Dionisios Pappas

Eleni Tranouli-Art historian/curator

Eleni Tranouli - Saint of Athens

Since white is the color that reflects the most rays of light,and thus is most easily perceived, a beautiful body will be all the more beautiful the whiter it is.

Johann Joachim Winckelmann

The seminal book History of the Art of Antiquity (1764) by Johann Joachim Winckelmann, marked a radical shift in the Western world’s perception on ancient Greek art. Its glorification of Classical antiquity sparked off Neoclassicism and irrevocably redefined our conception of our past. Disregarding the fact that ancient Greek and Roman sculptures were originally painted with bright colors, Winckelmann argued that white marble represents the unblemished beauty and absolute truth, influencing a great number of thinkers. From his book, a very controversial phrase is often requoted: “Since white is the color that reflects the most rays of light, and thus is most easily perceived, a beautiful body will be all the more beautiful the whiter it is”.

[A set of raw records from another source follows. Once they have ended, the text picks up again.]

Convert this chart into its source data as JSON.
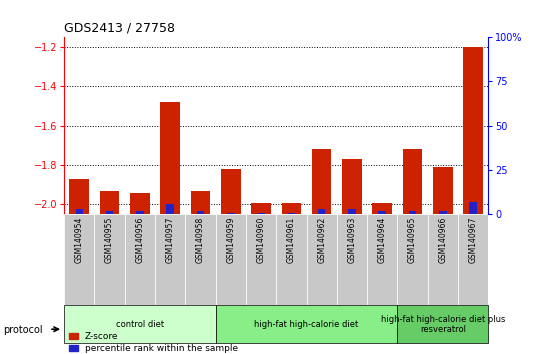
{
  "title": "GDS2413 / 27758",
  "samples": [
    "GSM140954",
    "GSM140955",
    "GSM140956",
    "GSM140957",
    "GSM140958",
    "GSM140959",
    "GSM140960",
    "GSM140961",
    "GSM140962",
    "GSM140963",
    "GSM140964",
    "GSM140965",
    "GSM140966",
    "GSM140967"
  ],
  "zscore": [
    -1.87,
    -1.93,
    -1.94,
    -1.48,
    -1.93,
    -1.82,
    -1.99,
    -1.99,
    -1.72,
    -1.77,
    -1.99,
    -1.72,
    -1.81,
    -1.2
  ],
  "percentile": [
    3,
    2,
    2,
    6,
    2,
    1,
    0.5,
    0.5,
    3,
    3,
    2,
    2,
    2,
    7
  ],
  "ylim_left": [
    -2.05,
    -1.15
  ],
  "ylim_right": [
    0,
    100
  ],
  "yticks_left": [
    -2.0,
    -1.8,
    -1.6,
    -1.4,
    -1.2
  ],
  "yticks_right": [
    0,
    25,
    50,
    75,
    100
  ],
  "ytick_labels_right": [
    "0",
    "25",
    "50",
    "75",
    "100%"
  ],
  "groups": [
    {
      "label": "control diet",
      "start": 0,
      "end": 4,
      "color": "#ccffcc"
    },
    {
      "label": "high-fat high-calorie diet",
      "start": 5,
      "end": 10,
      "color": "#88ee88"
    },
    {
      "label": "high-fat high-calorie diet plus\nresveratrol",
      "start": 11,
      "end": 13,
      "color": "#66cc66"
    }
  ],
  "zscore_color": "#cc2200",
  "percentile_color": "#2222cc",
  "bar_bg_color": "#c8c8c8",
  "grid_color": "#000000",
  "grid_style": "dotted"
}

Dionisios Pappas, with a background in archaeology, often draws images and symbols of classical sculptures in order to challenge modern preconceptions about identity, single principles and centralized ideals that are deeply rooted in our understanding of Ηistory and, by consequence, our view of ourselves and others. Intentionally using paper in his work, he makes a case for a fragile and shattered view of the material body and the self. Familiar images of a glorious past become the ephemeral, dark ruins of today. Pappas’ sculpture Venus (2017) is made from multiple pictures of the face of the Greek Goddess. He decisively opens holes in the face, disturbing its beauty and allowing the viewer to look through and beyond the multi-layered image. As if an image must be pierced in order to reveal a deeper meaning.

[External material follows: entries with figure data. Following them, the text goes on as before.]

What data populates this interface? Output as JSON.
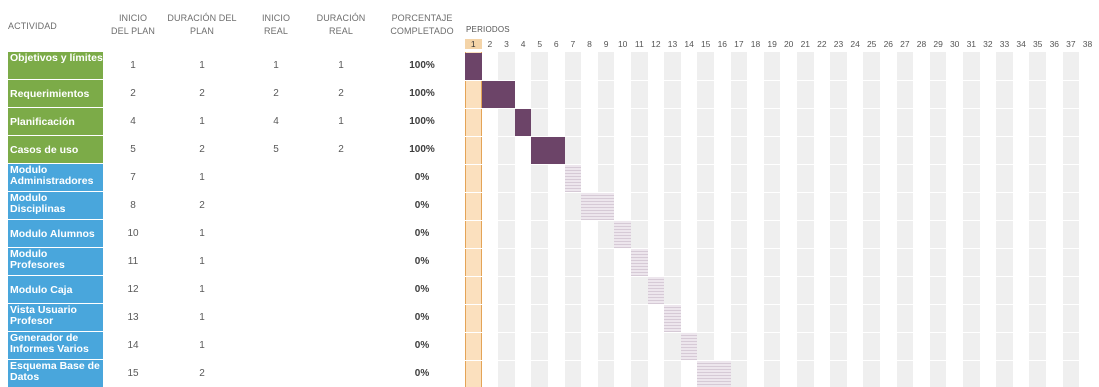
{
  "headers": {
    "actividad": "ACTIVIDAD",
    "inicio_plan": [
      "INICIO",
      "DEL PLAN"
    ],
    "duracion_plan": [
      "DURACIÓN DEL",
      "PLAN"
    ],
    "inicio_real": [
      "INICIO",
      "REAL"
    ],
    "duracion_real": [
      "DURACIÓN",
      "REAL"
    ],
    "porcentaje": [
      "PORCENTAJE",
      "COMPLETADO"
    ],
    "periodos": "PERIODOS"
  },
  "current_period": 1,
  "periods": [
    "1",
    "2",
    "3",
    "4",
    "5",
    "6",
    "7",
    "8",
    "9",
    "10",
    "11",
    "12",
    "13",
    "14",
    "15",
    "16",
    "17",
    "18",
    "19",
    "20",
    "21",
    "22",
    "23",
    "24",
    "25",
    "26",
    "27",
    "28",
    "29",
    "30",
    "31",
    "32",
    "33",
    "34",
    "35",
    "36",
    "37",
    "38"
  ],
  "colors": {
    "activity_done": "#7cab48",
    "activity_pending": "#49a6dc",
    "bar_actual": "#6c4468",
    "bar_plan": "#d6cad6",
    "current_period": "#fbe0be"
  },
  "activities": [
    {
      "name": "Objetivos y límites",
      "inicio_plan": "1",
      "duracion_plan": "1",
      "inicio_real": "1",
      "duracion_real": "1",
      "porcentaje": "100%",
      "status": "done"
    },
    {
      "name": "Requerimientos",
      "inicio_plan": "2",
      "duracion_plan": "2",
      "inicio_real": "2",
      "duracion_real": "2",
      "porcentaje": "100%",
      "status": "done"
    },
    {
      "name": "Planificación",
      "inicio_plan": "4",
      "duracion_plan": "1",
      "inicio_real": "4",
      "duracion_real": "1",
      "porcentaje": "100%",
      "status": "done"
    },
    {
      "name": "Casos de uso",
      "inicio_plan": "5",
      "duracion_plan": "2",
      "inicio_real": "5",
      "duracion_real": "2",
      "porcentaje": "100%",
      "status": "done"
    },
    {
      "name": "Modulo Administradores",
      "inicio_plan": "7",
      "duracion_plan": "1",
      "inicio_real": "",
      "duracion_real": "",
      "porcentaje": "0%",
      "status": "pending"
    },
    {
      "name": "Modulo Disciplinas",
      "inicio_plan": "8",
      "duracion_plan": "2",
      "inicio_real": "",
      "duracion_real": "",
      "porcentaje": "0%",
      "status": "pending"
    },
    {
      "name": "Modulo Alumnos",
      "inicio_plan": "10",
      "duracion_plan": "1",
      "inicio_real": "",
      "duracion_real": "",
      "porcentaje": "0%",
      "status": "pending"
    },
    {
      "name": "Modulo Profesores",
      "inicio_plan": "11",
      "duracion_plan": "1",
      "inicio_real": "",
      "duracion_real": "",
      "porcentaje": "0%",
      "status": "pending"
    },
    {
      "name": "Modulo Caja",
      "inicio_plan": "12",
      "duracion_plan": "1",
      "inicio_real": "",
      "duracion_real": "",
      "porcentaje": "0%",
      "status": "pending"
    },
    {
      "name": "Vista Usuario Profesor",
      "inicio_plan": "13",
      "duracion_plan": "1",
      "inicio_real": "",
      "duracion_real": "",
      "porcentaje": "0%",
      "status": "pending"
    },
    {
      "name": "Generador de Informes Varios",
      "inicio_plan": "14",
      "duracion_plan": "1",
      "inicio_real": "",
      "duracion_real": "",
      "porcentaje": "0%",
      "status": "pending"
    },
    {
      "name": "Esquema Base de Datos",
      "inicio_plan": "15",
      "duracion_plan": "2",
      "inicio_real": "",
      "duracion_real": "",
      "porcentaje": "0%",
      "status": "pending"
    }
  ]
}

In his series Dolls (2017), the artist moves away from archaeological references to use dissected vintage children’s dolls as his canvas. In search of a new skin, he overlays them with photocopies of himself to cover the plastic flesh. Through these inky effigies, a new, intimate identity is restored. Another tender artwork linked to childhood is Portrait I (2015), inspired by a photo of the artist’s mother. The image of the face is shaped through multiple layers of the same folded photo, giving the impression of a vibrating liquid surface when a pebble drops in water. In Head A / Head B (2018), the artist creates disproportioned replicas of his head that look like a nightmarish snapshot of himself, as perceived by others. An idea that penetrates his large-scale pencil drawings Head I / Head II (2017), immersed in darkness. Their features are blurred, and they look back at us like a transmuted image of ourselves.

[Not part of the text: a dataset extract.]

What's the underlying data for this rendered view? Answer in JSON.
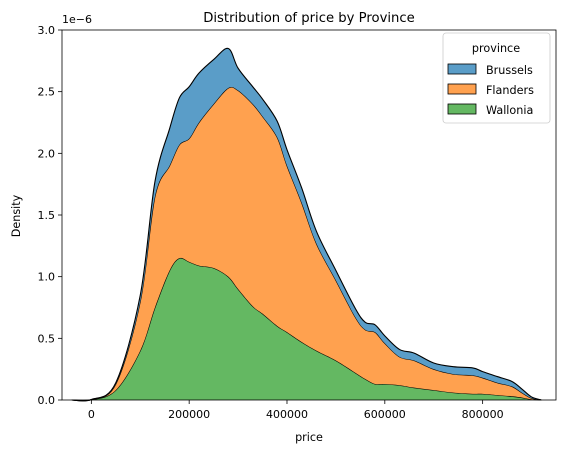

In the 18th century, Winckelmann used a causal explanation to prove the superior aesthetic purity of a material over another (and of a civilisation over another) based on its property to reflect “the most” rays of light. Today, Dionisios Pappas, a modern offspring of the “white marble ideal”, caught between an idealised past and a globalised present in decay, tries to subvert any absolute or dominant belief. Instead, he suggests a prismatic perspective of the world and a decentered, diversified view of things and of oneself. Truly, what the world needs is more rays of light. More and more.

Eleni Tranouli

bio

Dionisios Pappas (1974) was born in Athens and, throughout his school years, he frequented the Art Studio of Dimitris Mytaras in Chalkida. It is where he first developed a flair for art. Years later, his long studies in archaeology and Byzantine archaeology will find their way into his work as an artist. His works with paper because “paper, part of our everyday life, is the canvas of the first children’s drawings; due to its vulnerability, the fragility is interwoven with the temporary”. For Pappas, ugliness is seen in people’s aggression which he has experienced himself. He is a savvy collector of kitsch lighters that he used when he was a smoker. A childhood memory he recalls is the smell of a sandlot friend. Many years later, when he ran into the same smell again, he immediately remembered the original.